U.S. Gas Prices Remain Low, But Are Edging Up

Source: Thinkstock

Source: Thinkstock

Falling gas prices have been a welcome economic reprieve over the past year or so. This week, the average price of gas in the U.S. is $2.066 per gallon, according to the EIA, which is actually up $0.059 from a week ago, but still down $0.382 from a year ago. This low average price is largely due to falling oil prices over the past couple of years — WTI averaged $38.32 per barrel in the week ended March 18, still lower than this time last year, when the price sat at $44.39.

Falling gas prices are a windfall for the economy because most Americans spend a huge amount of money on gas.

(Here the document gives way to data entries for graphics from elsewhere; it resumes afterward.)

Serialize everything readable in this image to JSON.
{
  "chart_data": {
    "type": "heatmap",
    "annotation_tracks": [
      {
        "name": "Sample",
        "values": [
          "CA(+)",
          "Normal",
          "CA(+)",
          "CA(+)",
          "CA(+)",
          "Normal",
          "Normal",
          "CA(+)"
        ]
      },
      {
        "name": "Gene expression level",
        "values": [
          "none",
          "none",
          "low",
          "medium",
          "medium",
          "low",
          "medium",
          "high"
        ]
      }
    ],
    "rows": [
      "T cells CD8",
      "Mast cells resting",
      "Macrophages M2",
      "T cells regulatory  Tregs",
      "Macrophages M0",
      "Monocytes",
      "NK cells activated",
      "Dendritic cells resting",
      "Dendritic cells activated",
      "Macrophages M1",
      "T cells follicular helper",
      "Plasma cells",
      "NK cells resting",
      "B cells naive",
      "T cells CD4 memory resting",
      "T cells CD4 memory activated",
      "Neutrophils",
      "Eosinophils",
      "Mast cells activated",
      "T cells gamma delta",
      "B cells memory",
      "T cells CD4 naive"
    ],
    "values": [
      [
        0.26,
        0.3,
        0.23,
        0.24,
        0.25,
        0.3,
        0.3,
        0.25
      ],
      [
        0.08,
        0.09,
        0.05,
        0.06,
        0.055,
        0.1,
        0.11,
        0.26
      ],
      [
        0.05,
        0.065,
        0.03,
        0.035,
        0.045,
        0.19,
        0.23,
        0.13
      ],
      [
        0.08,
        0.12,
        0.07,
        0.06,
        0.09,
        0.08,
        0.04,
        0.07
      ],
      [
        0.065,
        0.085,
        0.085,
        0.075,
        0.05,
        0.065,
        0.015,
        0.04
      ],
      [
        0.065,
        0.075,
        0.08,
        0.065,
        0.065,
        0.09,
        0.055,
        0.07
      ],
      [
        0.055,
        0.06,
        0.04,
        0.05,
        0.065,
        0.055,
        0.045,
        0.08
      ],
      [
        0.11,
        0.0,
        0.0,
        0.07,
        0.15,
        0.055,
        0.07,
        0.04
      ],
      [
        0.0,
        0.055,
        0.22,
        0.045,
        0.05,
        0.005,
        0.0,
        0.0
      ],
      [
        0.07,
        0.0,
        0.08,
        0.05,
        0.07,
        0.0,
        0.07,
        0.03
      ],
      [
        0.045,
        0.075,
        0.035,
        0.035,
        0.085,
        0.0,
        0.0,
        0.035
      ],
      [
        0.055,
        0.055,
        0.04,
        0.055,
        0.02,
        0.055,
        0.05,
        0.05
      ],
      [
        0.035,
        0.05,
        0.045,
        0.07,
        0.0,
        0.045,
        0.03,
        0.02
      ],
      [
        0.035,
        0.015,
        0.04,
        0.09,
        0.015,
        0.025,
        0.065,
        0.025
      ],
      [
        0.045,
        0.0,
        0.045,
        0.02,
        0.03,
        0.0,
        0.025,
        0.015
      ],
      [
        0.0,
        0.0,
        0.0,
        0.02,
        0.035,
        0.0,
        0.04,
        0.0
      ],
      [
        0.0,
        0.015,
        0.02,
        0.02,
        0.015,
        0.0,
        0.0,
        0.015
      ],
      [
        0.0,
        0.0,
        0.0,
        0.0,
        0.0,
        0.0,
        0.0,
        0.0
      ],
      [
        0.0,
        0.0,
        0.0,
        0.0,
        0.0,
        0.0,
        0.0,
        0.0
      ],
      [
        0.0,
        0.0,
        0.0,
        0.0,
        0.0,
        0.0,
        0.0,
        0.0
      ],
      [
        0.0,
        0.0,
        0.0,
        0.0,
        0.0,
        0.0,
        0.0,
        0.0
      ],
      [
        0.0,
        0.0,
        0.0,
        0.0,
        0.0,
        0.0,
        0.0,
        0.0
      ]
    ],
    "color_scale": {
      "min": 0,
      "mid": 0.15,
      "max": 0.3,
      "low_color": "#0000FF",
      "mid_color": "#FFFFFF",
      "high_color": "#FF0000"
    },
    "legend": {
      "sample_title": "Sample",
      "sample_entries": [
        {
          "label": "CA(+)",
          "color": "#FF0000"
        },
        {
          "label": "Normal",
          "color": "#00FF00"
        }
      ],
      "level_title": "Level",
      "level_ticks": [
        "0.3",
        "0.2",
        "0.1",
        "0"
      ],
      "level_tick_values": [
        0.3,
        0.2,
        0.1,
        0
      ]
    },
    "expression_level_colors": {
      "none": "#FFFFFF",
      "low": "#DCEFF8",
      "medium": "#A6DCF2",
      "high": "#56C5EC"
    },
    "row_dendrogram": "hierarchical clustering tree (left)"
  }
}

According to the EIA, the average American household spends about 4% of pretax income on retail gas, which worked out to $2,912 in 2012. With just over 115 million households in the country, that’s more than $336 billion, 2.2% of GDP. According to the BEA, we spent even more than that — $421.6 billion in 2012 and $408.7 billion in 2013, about 2.4% of GDP. That’s more money than we spend on Medicaid ($265 billion) and not much less than we spend on on Medicare ($492 billion); it’s more than half of what we spend on defense ($626 billion).

So when gas prices fall, we feel it in our wallets. All of a sudden, because of some meandering, nebulous economic force, Americans have more money to spend on other stuff. This is particularly because wages for most Americans have stagnated and the all-important middle class is dissolving. Right now, the few extra bucks we’re saving at the pump can go a long way.

(Future dates in the chart below are forecasts from the EIA.)

What you’re paying for in a gallon of gas

The price of gas is linked primarily to the price of oil. According to the EIA, crude oil accounts for 62% of the cost of a gallon of regular gasoline. This is the same crude oil whose per-barrel price is often used as a macroeconomic indicator, and its relationship to retail gas prices is one of those reasons. The petroleum market is the beating heart of the energy industry.

When crude oil prices fall, upstream businesses and business units suffer — the price of their product is declining. But cheaper crude oil means downstream companies, those that refine crude oil into consumer-friendly gasoline, have cheaper input costs. Lately, downstream services like this have been bright spots in an otherwise turbulent energy market.  Refining accounts for 14% of our costs at the pump.

Distribution, marketing, and taxes make up the remainder of the cost.